A diagnosis of prediabetes doesn’t mean you will get diabetes, so take charge, fight back and prevent diabetes. Here’s how!
Prediabetes is a condition in which blood sugar levels are higher than normal, but not high enough to be diagnosed as type 2 diabetes. If left untreated it can develop into type 2 diabetes. Like type 2 diabetes, prediabetes is often considered a “silent” disease: when they’re first diagnosed, most people don’t actually feel ill. That’s why motivation to change behaviours – and sticking with them – can be challenging, but not impossible!
Start with the three C’s:
- Commitment to planning a healthy lifestyle.
- Consistency in maintaining healthy habits to control your prediabetes.
- Communication, to ensure you get ongoing support and information from trustworthy sources.
Some risk factors for prediabetes (and type 2 diabetes) include carrying excess weight, poor diet and low physical inactivity. So, let’s start by committing to planning and maintaining a healthy lifestyle.
Here are some meal planning and weight management ideas:
- Make a weekly meal plan, accompanied by a grocery list for all the ingredients you’ll need. Having everything at hand when you’re ready to cook will help motivate you to make the effort, and it will make the process of meal prep more straightforward.
- Involve family members and friends in your meal planning: let the kids pitch in, or spend quality time with your partner in the kitchen.
- Book an appointment with a dietitian. Taking your food and eating preferences into account, they can help you design a long-term eating plan that is nutritious and delicious.
Try some or all of these physical activity ideas
- When developing an exercise plan, think about what you really enjoy doing. The more you like something, the easier it will be to stick with it over the long-term. Whether it’s walking or jogging, dancing, or yoga, choose an activity that you find fulfilling, so that you’ll remain motivated.
- Set weekly or monthly goals, and reward yourself when you reach them. With an end outcome in sight, chances are you will stick to your plan and see it through.
- Find an exercise partner to exercise with, whether it’s a family member or friend. You’ll motivate each other to complete your scheduled workouts, and the social aspect will make the exercise time fly by!
Stay connected and communicate with your support group!
In person or online, you can stay in touch with ones that you trust to help keep you motivated
Where motivation is concerned, it’s important to take the “long view” with respect to your prediabetes. While you may feel well now, doing the work up front (healthy eating, physical activity, adherence to meds regimen) will help work towards keeping you healthy over the long-term. Getting this help from coaches and counsellors, as well as using technology (websites and apps), can help you maintain your motivation and commitment to a healthy lifestyle with prediabetes. Here are some useful ways to navigate long-term motivational issues.
Your healthcare team members may include your doctor, a nurse, a dietitian, a pharmacist, a social worker and an exercise specialist. Every member of your healthcare team can act as a coach to help you navigate a myriad of health and motivational issues, including:
- Educating you about prediabetes and how best to manage it
- Developing a healthy eating and weight loss plan
- Developing a fitness regimen
- Providing emotional and psychological support
A recent study in people with prediabetes and type 2 diabetes demonstrated that patients who used health coaches had significant improvements in their A1C levels, as well as enhanced physical activity levels and lower body weight.

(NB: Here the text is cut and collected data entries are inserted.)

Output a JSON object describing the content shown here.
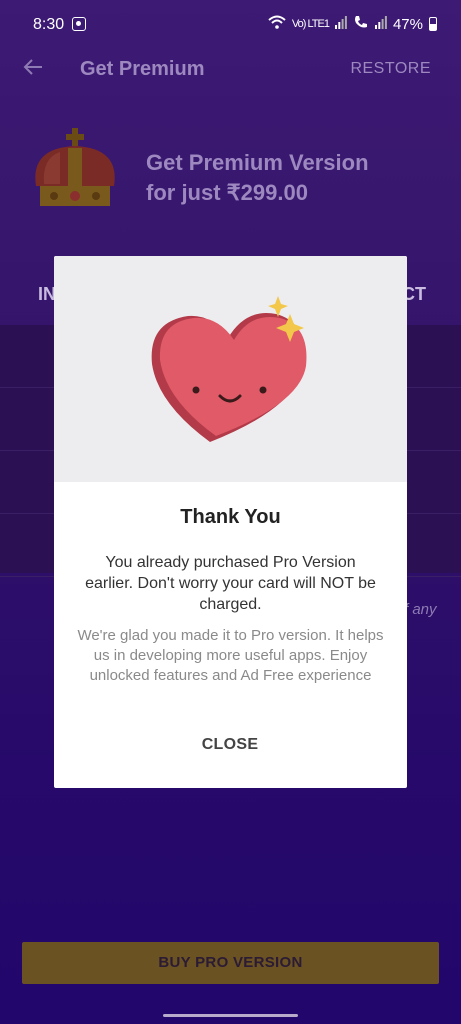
{
  "status_bar": {
    "time": "8:30",
    "network_label": "Vo) LTE1",
    "battery_text": "47%"
  },
  "app_bar": {
    "title": "Get Premium",
    "restore_label": "RESTORE"
  },
  "promo": {
    "title_line1": "Get Premium Version",
    "title_line2": "for just ₹299.00"
  },
  "background": {
    "tab_left_partial": "IN",
    "tab_right_partial": "CT",
    "note_partial": "f any"
  },
  "dialog": {
    "title": "Thank You",
    "message": "You already purchased Pro Version earlier. Don't worry your card will NOT be charged.",
    "sub_message": "We're glad you made it to Pro version. It helps us in developing more useful apps. Enjoy unlocked features and Ad Free experience",
    "close_label": "CLOSE"
  },
  "bottom": {
    "buy_label": "BUY PRO VERSION"
  },
  "colors": {
    "background_top": "#3d1a74",
    "background_bottom": "#22066b",
    "buy_button": "#6b5222",
    "heart": "#e05a68"
  }
}
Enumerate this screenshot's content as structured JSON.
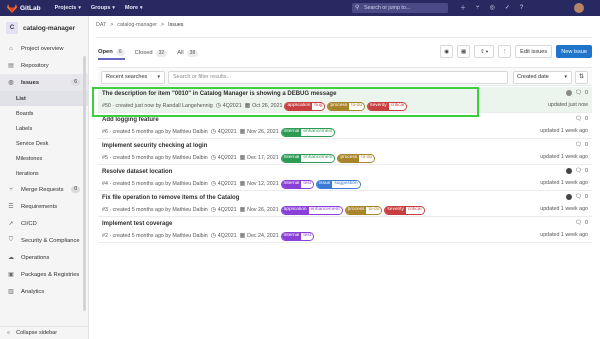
{
  "topbar": {
    "brand": "GitLab",
    "nav": [
      {
        "label": "Projects",
        "caret": "▾"
      },
      {
        "label": "Groups",
        "caret": "▾"
      },
      {
        "label": "More",
        "caret": "▾"
      }
    ],
    "search_placeholder": "Search or jump to...",
    "colors": {
      "bg": "#292961"
    }
  },
  "sidebar": {
    "project_initial": "C",
    "project_name": "catalog-manager",
    "items": [
      {
        "label": "Project overview",
        "icon": "home-icon"
      },
      {
        "label": "Repository",
        "icon": "document-icon"
      },
      {
        "label": "Issues",
        "icon": "issues-icon",
        "badge": "6"
      }
    ],
    "sub_items": [
      "List",
      "Boards",
      "Labels",
      "Service Desk",
      "Milestones",
      "Iterations"
    ],
    "lower_items": [
      {
        "label": "Merge Requests",
        "icon": "merge-request-icon",
        "badge": "0"
      },
      {
        "label": "Requirements",
        "icon": "requirements-icon"
      },
      {
        "label": "CI/CD",
        "icon": "rocket-icon"
      },
      {
        "label": "Security & Compliance",
        "icon": "shield-icon"
      },
      {
        "label": "Operations",
        "icon": "cloud-icon"
      },
      {
        "label": "Packages & Registries",
        "icon": "package-icon"
      },
      {
        "label": "Analytics",
        "icon": "chart-icon"
      }
    ],
    "collapse_label": "Collapse sidebar"
  },
  "breadcrumb": {
    "items": [
      "DAT",
      "catalog-manager",
      "Issues"
    ],
    "separator": ">"
  },
  "tabs": [
    {
      "label": "Open",
      "count": "6"
    },
    {
      "label": "Closed",
      "count": "32"
    },
    {
      "label": "All",
      "count": "38"
    }
  ],
  "toolbar": {
    "edit_label": "Edit issues",
    "new_label": "New issue"
  },
  "filter": {
    "recent_label": "Recent searches",
    "search_placeholder": "Search or filter results...",
    "sort_label": "Created date"
  },
  "issues": [
    {
      "title": "The description for item \"0010\" in Catalog Manager is showing a DEBUG message",
      "meta": "#50 · created just now by Randall Langehennig",
      "milestone": "4Q2021",
      "date": "Oct 26, 2021",
      "labels": [
        {
          "k": "application",
          "v": "bug",
          "color": "#c73f3f"
        },
        {
          "k": "process",
          "v": "to-do",
          "color": "#a8842a"
        },
        {
          "k": "severity",
          "v": "critical",
          "color": "#c73f3f"
        }
      ],
      "comments": "0",
      "updated": "updated just now",
      "avatar_color": "#8a8a8a"
    },
    {
      "title": "Add logging feature",
      "meta": "#6 · created 5 months ago by Mathieu Dalbin",
      "milestone": "4Q2021",
      "date": "Nov 26, 2021",
      "labels": [
        {
          "k": "internal",
          "v": "enhancement",
          "color": "#2f9a54"
        }
      ],
      "comments": "0",
      "updated": "updated 1 week ago",
      "avatar_color": ""
    },
    {
      "title": "Implement security checking at login",
      "meta": "#5 · created 5 months ago by Mathieu Dalbin",
      "milestone": "4Q2021",
      "date": "Dec 17, 2021",
      "labels": [
        {
          "k": "internal",
          "v": "enhancement",
          "color": "#2f9a54"
        },
        {
          "k": "process",
          "v": "to-do",
          "color": "#a8842a"
        }
      ],
      "comments": "0",
      "updated": "updated 1 week ago",
      "avatar_color": ""
    },
    {
      "title": "Resolve dataset location",
      "meta": "#4 · created 5 months ago by Mathieu Dalbin",
      "milestone": "4Q2021",
      "date": "Nov 12, 2021",
      "labels": [
        {
          "k": "internal",
          "v": "test",
          "color": "#8b3fd9"
        },
        {
          "k": "issue",
          "v": "suggestion",
          "color": "#3b7bd6"
        }
      ],
      "comments": "0",
      "updated": "updated 1 week ago",
      "avatar_color": "#444444"
    },
    {
      "title": "Fix file operation to remove items of the Catalog",
      "meta": "#3 · created 5 months ago by Mathieu Dalbin",
      "milestone": "4Q2021",
      "date": "Nov 26, 2021",
      "labels": [
        {
          "k": "application",
          "v": "enhancement",
          "color": "#8b3fd9"
        },
        {
          "k": "process",
          "v": "to-do",
          "color": "#a8842a"
        },
        {
          "k": "severity",
          "v": "critical",
          "color": "#c73f3f"
        }
      ],
      "comments": "0",
      "updated": "updated 1 week ago",
      "avatar_color": "#444444"
    },
    {
      "title": "Implement test coverage",
      "meta": "#2 · created 5 months ago by Mathieu Dalbin",
      "milestone": "4Q2021",
      "date": "Dec 24, 2021",
      "labels": [
        {
          "k": "internal",
          "v": "test",
          "color": "#8b3fd9"
        }
      ],
      "comments": "0",
      "updated": "updated 1 week ago",
      "avatar_color": ""
    }
  ]
}
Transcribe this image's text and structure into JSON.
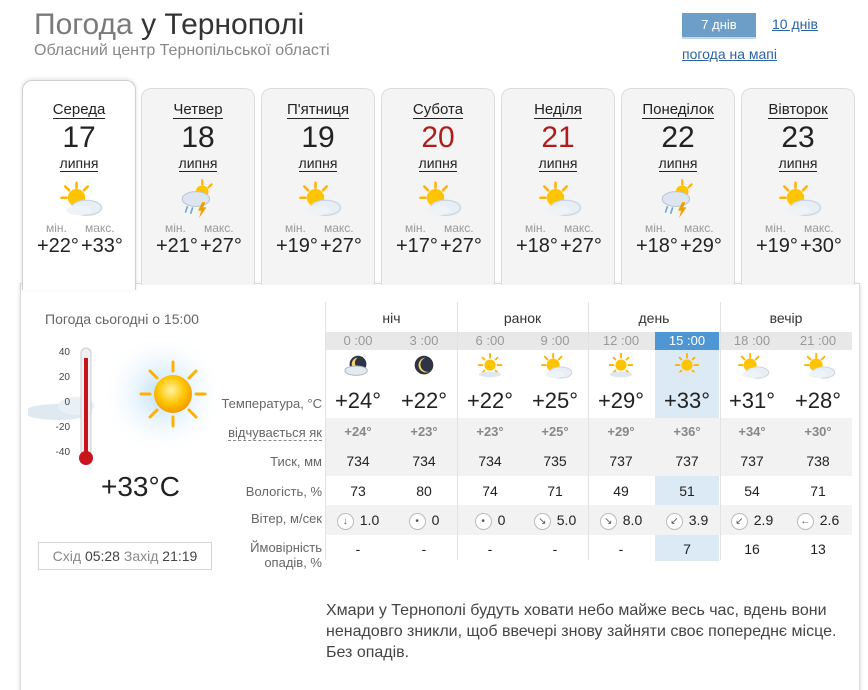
{
  "header": {
    "title_prefix": "Погода",
    "title_city": "у Тернополі",
    "subtitle": "Обласний центр Тернопільської області",
    "tab_7_days": "7 днів",
    "tab_10_days": "10 днів",
    "map_link": "погода на мапі"
  },
  "days": [
    {
      "name": "Середа",
      "date": "17",
      "month": "липня",
      "min_label": "мін.",
      "max_label": "макс.",
      "min": "+22°",
      "max": "+33°",
      "icon": "sun-cloud-icon",
      "red": false
    },
    {
      "name": "Четвер",
      "date": "18",
      "month": "липня",
      "min_label": "мін.",
      "max_label": "макс.",
      "min": "+21°",
      "max": "+27°",
      "icon": "thunderstorm-icon",
      "red": false
    },
    {
      "name": "П'ятниця",
      "date": "19",
      "month": "липня",
      "min_label": "мін.",
      "max_label": "макс.",
      "min": "+19°",
      "max": "+27°",
      "icon": "sun-cloud-icon",
      "red": false
    },
    {
      "name": "Субота",
      "date": "20",
      "month": "липня",
      "min_label": "мін.",
      "max_label": "макс.",
      "min": "+17°",
      "max": "+27°",
      "icon": "sun-cloud-icon",
      "red": true
    },
    {
      "name": "Неділя",
      "date": "21",
      "month": "липня",
      "min_label": "мін.",
      "max_label": "макс.",
      "min": "+18°",
      "max": "+27°",
      "icon": "sun-cloud-icon",
      "red": true
    },
    {
      "name": "Понеділок",
      "date": "22",
      "month": "липня",
      "min_label": "мін.",
      "max_label": "макс.",
      "min": "+18°",
      "max": "+29°",
      "icon": "thunderstorm-icon",
      "red": false
    },
    {
      "name": "Вівторок",
      "date": "23",
      "month": "липня",
      "min_label": "мін.",
      "max_label": "макс.",
      "min": "+19°",
      "max": "+30°",
      "icon": "sun-cloud-icon",
      "red": false
    }
  ],
  "now": {
    "label": "Погода сьогодні о 15:00",
    "temp": "+33°C",
    "scale": [
      "40",
      "20",
      "0",
      "-20",
      "-40"
    ],
    "sunrise_label": "Схід",
    "sunrise": "05:28",
    "sunset_label": "Захід",
    "sunset": "21:19"
  },
  "periods": [
    "ніч",
    "ранок",
    "день",
    "вечір"
  ],
  "row_labels": {
    "temp": "Температура, °С",
    "feels": "відчувається як",
    "pressure": "Тиск, мм",
    "humidity": "Вологість, %",
    "wind": "Вітер, м/сек",
    "precip_1": "Ймовірність",
    "precip_2": "опадів, %"
  },
  "hours": [
    {
      "time": "0 :00",
      "icon": "night-cloud-icon",
      "temp": "+24°",
      "feels": "+24°",
      "pressure": "734",
      "humidity": "73",
      "wind_dir": "↓",
      "wind": "1.0",
      "precip": "-"
    },
    {
      "time": "3 :00",
      "icon": "moon-icon",
      "temp": "+22°",
      "feels": "+23°",
      "pressure": "734",
      "humidity": "80",
      "wind_dir": "•",
      "wind": "0",
      "precip": "-"
    },
    {
      "time": "6 :00",
      "icon": "sun-icon",
      "temp": "+22°",
      "feels": "+23°",
      "pressure": "734",
      "humidity": "74",
      "wind_dir": "•",
      "wind": "0",
      "precip": "-"
    },
    {
      "time": "9 :00",
      "icon": "sun-cloud-icon",
      "temp": "+25°",
      "feels": "+25°",
      "pressure": "735",
      "humidity": "71",
      "wind_dir": "↘",
      "wind": "5.0",
      "precip": "-"
    },
    {
      "time": "12 :00",
      "icon": "sun-icon",
      "temp": "+29°",
      "feels": "+29°",
      "pressure": "737",
      "humidity": "49",
      "wind_dir": "↘",
      "wind": "8.0",
      "precip": "-"
    },
    {
      "time": "15 :00",
      "icon": "sun-icon",
      "temp": "+33°",
      "feels": "+36°",
      "pressure": "737",
      "humidity": "51",
      "wind_dir": "↙",
      "wind": "3.9",
      "precip": "7"
    },
    {
      "time": "18 :00",
      "icon": "sun-cloud-icon",
      "temp": "+31°",
      "feels": "+34°",
      "pressure": "737",
      "humidity": "54",
      "wind_dir": "↙",
      "wind": "2.9",
      "precip": "16"
    },
    {
      "time": "21 :00",
      "icon": "sun-cloud-icon",
      "temp": "+28°",
      "feels": "+30°",
      "pressure": "738",
      "humidity": "71",
      "wind_dir": "←",
      "wind": "2.6",
      "precip": "13"
    }
  ],
  "description": "Хмари у Тернополі будуть ховати небо майже весь час, вдень вони ненадовго зникли, щоб ввечері знову зайняти своє попереднє місце. Без опадів.",
  "colors": {
    "accent_blue": "#4f97d4",
    "tab_blue": "#6d9ec8",
    "link_blue": "#2a64a6",
    "weekend_red": "#b01c1c",
    "current_col": "#dceaf5"
  }
}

Technology is such a big part of everyone’s lives today, and it can actually motivate you in your prediabetes management. Many websites and apps are available to help motivate you and keep you on track. They can assist with meal planning, charting your calorie and/or food intake, recording your physical activity and weight loss, and also tracking your blood sugar levels.
A 2018 study explored the use of a mobile app to promote adherence to physical activity and weight reduction in people with prediabetes. The researchers found that participants found the app convenient and beneficial. Physical activity among participants increased over the three-month study period; participants also experienced an average weight loss of about 1.5 kilograms.
Motivation over the long-term is essential to managing your prediabetes. The key to staying motivated is to think about your successes rather than your disappointments … think “delight” rather than “damage control!” When you find the motivational strategies that work for you in all areas of your prediabetes management, such as health coaching and technology aids – you’ll be developing habits that will help you live a long and healthy life.